The episode was dedicated in memory of football coach and sports commentator John Madden. Madden appeared in the tenth season episode "Sunday, Cruddy Sunday."

The episode aired in the 9:00 pm timeslot after the series premiere of Next Level Chef.

==Cultural references==
When an opposing team loses to the Springfield Atoms, their players board a bus to join the Winnipeg Blue Bombers of the Canadian Football League. The Blue Bombers won the 108th Grey Cup the previous month.
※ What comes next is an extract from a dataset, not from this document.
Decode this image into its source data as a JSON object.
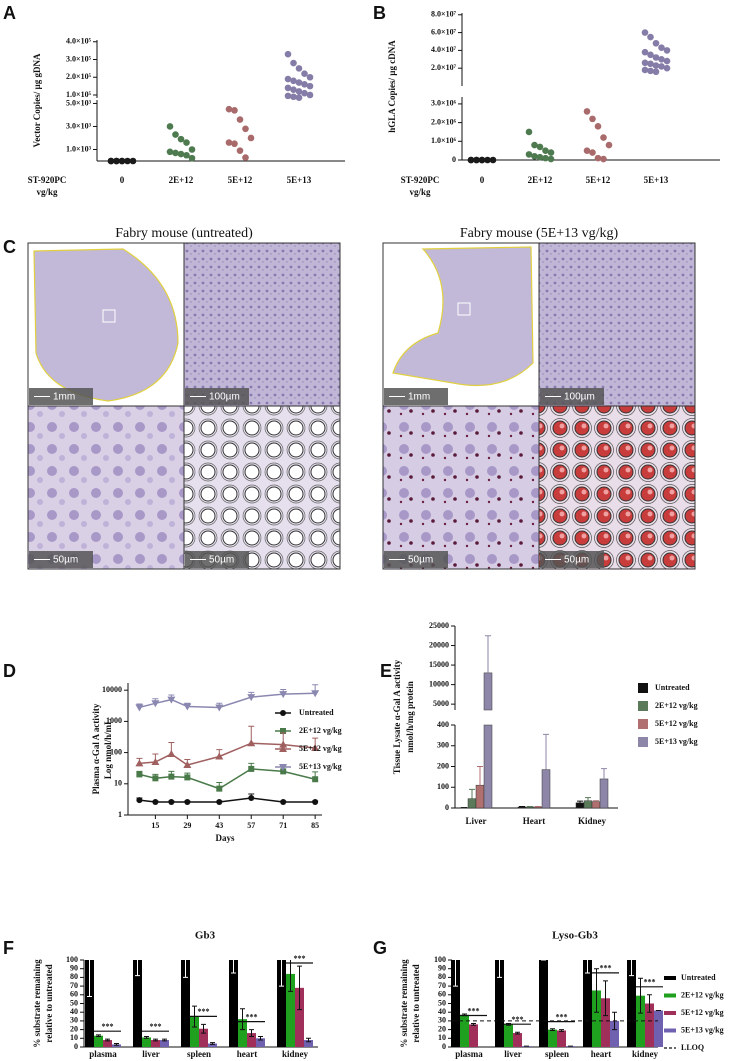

The Twitter account of the Blue Bombers acknowledged the nod after the episode aired.

At the Springfield Library, Marge gives out copies of children's books such as Captain Underpants, Diary of a Wimpy Kid, and Goosebumps.

When Marge and Burns find out that Grayson has arranged for them to sit together, she exclaims, "He Parent Trapped us!". This is a reference to the 1961 family comedy film The Parent Trap.

==Reception==

=== Viewing figures ===
The episode was watched by 2.02 million viewers, scoring a 0.7 demo rating, which was the second-most watched show on Fox that night.

=== Critical response ===
Tony Sokol of Den of Geek gave the episode 3.5 stars out of five stating, "'The Longest Marge' ultimately plays too safe a game to do a victory dance in the end zone. It works on every level, but not quite hard enough. There are excellent individual gags, exchanges, and visual puns. The premise, promise and preface set up all the makings of a killer payoff, and then it cops out with a boozy Parent Trap scenario which doesn't quite satisfy. The installment almost pulls off a seditious treat when Grayson throws it all away for his trophy future wife Kaitlin, the guru of a faith-based yogurt yoga chain which you eat while doing yoga. It is only a tease, however, to the savage satire which could have been delivered. One Hail Mary pass should have done it."

Burkely Hermann of Bubbleblabber gave the episode 5.5 out of 10 stating, "It was a bit weird to have an episode where Bart nor Lisa has that many lines, with more lines by Homer and Marge than either of the kids. The guest stars, Beck Bennett (voicing Grayson Mathers), John Mulaney (voicing Warburton Parker), and Adam Schefter were a nice touch. I suppose I liked this episode, but I didn’t really laugh during it. The drama and story was good, but the comedy was dull. I hope that will improve in the future, although I’m not entirely sure it will."